Friday, March 4, 2011

Mr. Small Goes To Washington

Unrivaled Collection of "Washingtoniana" Donated To D.C. University.

By Nancy Mattoon

Dinner Napkin: "Plan of the City of Washington, in the
of Columbia" (n.d.).
Rare handkerchief map of the city of Washington based on the Samuel Hill engraving of Andrew Ellicott’s plan. Printed in red ink on cotton cloth. Allegorical corner vignettes of Indians, foliage, and a sailing ship. Printed in Boston and sold in Washington as a souvenir. Artist: After design of Andrew Ellicott; Publisher: Samuel Hill, Boston, Mass.
(All Images Courtesy Albert H. Small Washingtoniana Collection.)

A single man's lifelong dedication to collecting materials about his hometown is about to benefit scholars everywhere. Albert H. Small, a prominent Washington, D.C. real estate developer, has just donated his extensive archives of Washington history to George Washington University. He's also kicked in a little money to renovate a historic home to house his collection, $5 million to be exact. A career collector and philanthropist, Small received a National Humanities Medal from the National Endowment for the Humanities (NEH) in 2009 from President Obama. This award was for "his devotion to sharing early American manuscripts with our Nation’s cultural and educational institutions... His generosity has helped educate countless Americans about those who founded our country."

Jigsaw Puzzle: "The Capitol at Washington,"
McLoughlin Bro., New York.
(Color Lithograph, 1888).

Lithograph used as a puzzle, mounted on cardboard, shows east front of Capitol with pedestrians and carriages.

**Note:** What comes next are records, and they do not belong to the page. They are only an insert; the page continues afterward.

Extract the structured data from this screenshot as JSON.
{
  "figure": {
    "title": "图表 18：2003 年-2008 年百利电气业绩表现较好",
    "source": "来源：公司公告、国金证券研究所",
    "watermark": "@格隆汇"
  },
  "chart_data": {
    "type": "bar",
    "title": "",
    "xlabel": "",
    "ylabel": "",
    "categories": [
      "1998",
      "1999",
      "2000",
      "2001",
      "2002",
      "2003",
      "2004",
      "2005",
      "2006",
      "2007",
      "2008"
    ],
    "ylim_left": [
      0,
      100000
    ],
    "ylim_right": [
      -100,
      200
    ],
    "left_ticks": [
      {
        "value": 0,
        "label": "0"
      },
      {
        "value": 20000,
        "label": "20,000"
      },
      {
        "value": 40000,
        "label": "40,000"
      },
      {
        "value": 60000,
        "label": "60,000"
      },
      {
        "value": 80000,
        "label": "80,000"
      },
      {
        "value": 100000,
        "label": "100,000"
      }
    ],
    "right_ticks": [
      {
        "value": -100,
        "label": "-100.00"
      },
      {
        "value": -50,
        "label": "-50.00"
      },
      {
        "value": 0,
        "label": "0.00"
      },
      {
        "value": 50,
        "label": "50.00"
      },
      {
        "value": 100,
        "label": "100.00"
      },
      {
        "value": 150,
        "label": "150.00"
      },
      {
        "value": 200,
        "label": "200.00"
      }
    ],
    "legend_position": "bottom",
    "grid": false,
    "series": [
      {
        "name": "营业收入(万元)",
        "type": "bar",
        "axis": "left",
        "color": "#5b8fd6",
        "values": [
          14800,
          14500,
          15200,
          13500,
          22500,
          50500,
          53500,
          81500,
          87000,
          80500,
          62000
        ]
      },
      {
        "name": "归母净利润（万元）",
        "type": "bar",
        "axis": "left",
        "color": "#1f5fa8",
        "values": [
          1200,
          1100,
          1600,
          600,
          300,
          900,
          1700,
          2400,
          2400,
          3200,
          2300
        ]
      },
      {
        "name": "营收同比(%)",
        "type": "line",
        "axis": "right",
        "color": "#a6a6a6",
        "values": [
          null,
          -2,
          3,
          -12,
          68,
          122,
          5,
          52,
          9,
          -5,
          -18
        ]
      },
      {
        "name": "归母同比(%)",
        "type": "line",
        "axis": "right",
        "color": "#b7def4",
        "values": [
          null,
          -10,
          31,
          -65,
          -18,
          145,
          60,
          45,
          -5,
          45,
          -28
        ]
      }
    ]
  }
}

According to Chris Coover, senior specialist, books and manuscripts, at Christie’s in New York, "Albert Small, a native Washingtonian, has methodically assembled the single most significant and extensive collection in private hands relating to the history and development of Washington and the District of Columbia. Small’s remarkable collection – some 50 years in the making and impossible to duplicate today – is a treasure trove of rare maps, drawings, letters and documents, lithographs, books and ephemera, and is a testament to his passionate enthusiasm as a collector."

Letter from George Washington
to Congress Dec. 13, 1791. (signed).

Text reads: "I place before you the plan of a City that has been laid out within the District of ten miles square, which was fixed upon for the permanent seat of the Government of the United States."

The collection is comprised of nearly 700 items, including a letter written by George Washington to Congress in 1791 outlining the ten square miles designated as the new capital city of the United States. James M. Goode, a historian who helped Small assemble many of the maps, prints and photographs in the archive explains, "He collects through auctions, print shows and catalogs. He must get 400 catalogs a year. The rarer the material, the more excited he gets. The Washington letter got away once. About 30 years ago the letter was at auction and... it went to Malcolm Forbes. When Forbes died, it went up on auction again and Mr. Small bought it."

Civil War Camp Flag. (1861, Wool Fabric).
This small U.S. flag was used before an officer’s tent in the field during the civil war. It is known as a camp flag. This example has a rare arrangement of 34 starts in a "circle-in-a-square" medallion. In the center is a large single star flanked by 3 stars, which form a "Y", surrounded by a wreath of 14 stars, the remaining line the border to create a square. Kansas was admitted as the 235th state in 1861 and West Virginia in 1863.
Flag should be displayed vertically.

Small was insistent that the collection be kept intact. "George Washington [University] has had a division on Washington history in their American Studies program for 40 years. He decided that was the best place for it because it will be used for research by the students," said Goode. George Washington University President Steven Knapp says the collection will provide "unparalleled opportunities not only for our current students and scholars but also for future generations to study the history of our nation through the study of this nation’s capital."

"Encampment Georgetown D.C. 1861."
(Watercolor by Augustus Kollner).

The donation to the University builds on Mr. Small’s long history of preserving and sharing America’s heritage. In 2005, he donated the earliest known image of the house at Washington D.C.'s 1600 Pennsylvania Ave– a watercolor done in 1801 by J. Benford – to the White House, where it now hangs. The University of Virginia was the recipient in 2004 of Small’s collection on the Declaration of Independence, where it is housed in the Albert and Shirley Small Special Collections Library.

"Bust Portrait of Abraham Lincoln."
Photographed by Alexander Gardner.

Black and White Photo, 18 Nov 1863.
Albumen print taken from original glass negative, limited edition of 75 copies #49.

Albert H. Small himself has spoken of the importance of his gift. "I have been building this collection for 50, almost 60 years. I wanted to place it somewhere where it could get the best exposure for people. George Washington is going to set up a program for the study of the collection. And every year another group of students will use it and it will be a continuing thing...Most people don't know this history. You can be an average person and not know anything about the history of the city. We have a real thriving capital now, but back in 1790 it was a swamp."